The rink went almost quiet for the remainder of the period. It wasn’t the restless “maybe” under-sound that a crowd makes as it sustains or summons a doubtful hope. It was a crowd thinking that the Canes had been thumped Saturday night in Florida and were already down 2-0 here. And that they had to get up and go to work the next morning. It was a crowd thinking about the exits in the first period, because the lockout is the first and only thing in the rink today.
Carolina showed up in the second period. Tampa took two boarding penalties, affording the Canes a 14-second two-man advantage. Six seconds after the first Lightning player returned, but before he could really enter the play, the Canes got on the board.
With four forwards on the power play, the puck was moved quickly around the perimeter and through the slot to the opposite side, forcing goalie Mathieu Garon to move. Semin smacked a shot off the post early in the advantage. Garon got in front of a similar Semin shot but Jordan Staal was there to bat at the rebound. After Garon went down in desperation, the puck slid to the side of the crease where Jeff Skinner patiently shoveled a backhander over the goalie’s pad.

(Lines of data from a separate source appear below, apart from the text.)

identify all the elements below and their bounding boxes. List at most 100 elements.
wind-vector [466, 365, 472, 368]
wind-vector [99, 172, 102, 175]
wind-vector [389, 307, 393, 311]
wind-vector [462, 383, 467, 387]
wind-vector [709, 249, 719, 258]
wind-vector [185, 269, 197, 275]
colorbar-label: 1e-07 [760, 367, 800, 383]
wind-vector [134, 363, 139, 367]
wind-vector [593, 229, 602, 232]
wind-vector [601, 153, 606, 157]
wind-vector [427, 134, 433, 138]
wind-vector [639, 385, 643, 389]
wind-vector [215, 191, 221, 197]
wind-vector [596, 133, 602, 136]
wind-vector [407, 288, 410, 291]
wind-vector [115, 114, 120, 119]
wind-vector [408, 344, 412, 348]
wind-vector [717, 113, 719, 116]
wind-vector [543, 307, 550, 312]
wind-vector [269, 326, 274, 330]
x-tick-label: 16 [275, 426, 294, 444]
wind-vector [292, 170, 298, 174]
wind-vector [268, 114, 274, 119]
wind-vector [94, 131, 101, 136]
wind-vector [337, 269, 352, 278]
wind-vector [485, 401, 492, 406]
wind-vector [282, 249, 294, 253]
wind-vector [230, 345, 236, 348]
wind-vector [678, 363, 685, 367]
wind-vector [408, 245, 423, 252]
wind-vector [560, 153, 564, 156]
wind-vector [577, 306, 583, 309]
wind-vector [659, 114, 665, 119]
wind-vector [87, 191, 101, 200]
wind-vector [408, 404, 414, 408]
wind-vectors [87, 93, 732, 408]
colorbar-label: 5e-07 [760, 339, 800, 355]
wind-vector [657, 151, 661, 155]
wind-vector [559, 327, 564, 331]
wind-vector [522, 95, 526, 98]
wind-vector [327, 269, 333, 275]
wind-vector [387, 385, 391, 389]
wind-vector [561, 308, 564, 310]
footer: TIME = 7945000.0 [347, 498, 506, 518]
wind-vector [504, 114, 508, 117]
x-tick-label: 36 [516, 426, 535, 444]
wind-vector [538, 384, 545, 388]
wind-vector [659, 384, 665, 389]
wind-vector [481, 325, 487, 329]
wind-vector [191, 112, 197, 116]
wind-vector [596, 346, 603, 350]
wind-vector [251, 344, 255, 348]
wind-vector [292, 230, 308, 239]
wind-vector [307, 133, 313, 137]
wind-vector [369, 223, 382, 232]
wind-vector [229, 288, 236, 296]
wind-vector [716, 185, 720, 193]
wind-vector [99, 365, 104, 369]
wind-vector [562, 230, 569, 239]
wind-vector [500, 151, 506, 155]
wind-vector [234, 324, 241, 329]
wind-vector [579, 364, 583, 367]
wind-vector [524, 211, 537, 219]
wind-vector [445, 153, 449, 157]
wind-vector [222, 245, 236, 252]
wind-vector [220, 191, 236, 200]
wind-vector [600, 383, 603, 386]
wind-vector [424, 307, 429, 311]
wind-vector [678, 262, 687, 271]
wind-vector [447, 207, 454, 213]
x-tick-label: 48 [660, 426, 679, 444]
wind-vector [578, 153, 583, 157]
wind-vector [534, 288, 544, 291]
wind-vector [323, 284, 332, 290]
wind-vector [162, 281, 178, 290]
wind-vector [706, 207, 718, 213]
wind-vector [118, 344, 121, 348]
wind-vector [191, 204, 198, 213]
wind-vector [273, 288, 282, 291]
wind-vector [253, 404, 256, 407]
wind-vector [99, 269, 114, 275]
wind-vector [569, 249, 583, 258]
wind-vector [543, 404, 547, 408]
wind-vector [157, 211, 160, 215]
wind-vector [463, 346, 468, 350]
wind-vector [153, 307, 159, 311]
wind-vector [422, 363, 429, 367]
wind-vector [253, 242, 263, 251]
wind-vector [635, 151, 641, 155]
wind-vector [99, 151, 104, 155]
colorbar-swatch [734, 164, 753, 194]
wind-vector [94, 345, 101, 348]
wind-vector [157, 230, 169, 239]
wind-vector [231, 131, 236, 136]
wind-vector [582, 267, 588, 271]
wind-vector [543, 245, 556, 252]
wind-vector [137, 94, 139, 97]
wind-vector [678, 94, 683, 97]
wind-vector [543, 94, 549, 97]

Skinner’s goal gave Semin and the younger Staal their first points with Carolina. And although that hopeful, “maybe” crowd sound gained intensity throughout a well played period, those assists would be the offensive stars’ only points on the night.
Just 90 seconds into the third period, the game got away. After winning a faceoff in the Lightning zone, the Canes muffed the pass between their defenders and the puck slid into the neutral zone. Their shoulders drooped, the defensemen succumbed to disappointment at having let the puck get away, rather than trying to retrieve it.
Tampa pursued it with instant vigor, however, and play carried to the Canes’ end. Brendan Mikkelson won a puck off of the end boards and found Keith Aulie high in the zone, and Aulie walked unmarked to the dot before beating Ward high for a 3-1 lead. In just four periods of work, Ward’s shoulders have been terribly susceptible to a shooter with that much time to aim.
It was a miserable but familiar sequence. These lapses of intensity have been excusable in previous years. You can’t be going 100% for 100% of the time—none of us lives our life like that. But last night there was no sighing or head-shaking. There was shouting. The players’ lives are not our lives. We work all month to pay our month’s expenses. You play hockey for millions. The lockout is the first and only thing in the rink today.
Ryan Malone added a goal later on and the crowd sound changed to that of putting on coats and shoes on stairs. One fan below press row shouted, “Ward, you suck!” drawing half-hearted ire from those around him.
Both of the Staal brothers and coach Kirk Muller uttered their variations on “there’s no reason to panic yet” into microphones after the game. But their faces were grim, their voices quiet and their eyes lowered. It’s the weight of the lockout, pushing everything down.
Millions and millions of dollars turn out to be awfully heavy if you can’t win a game.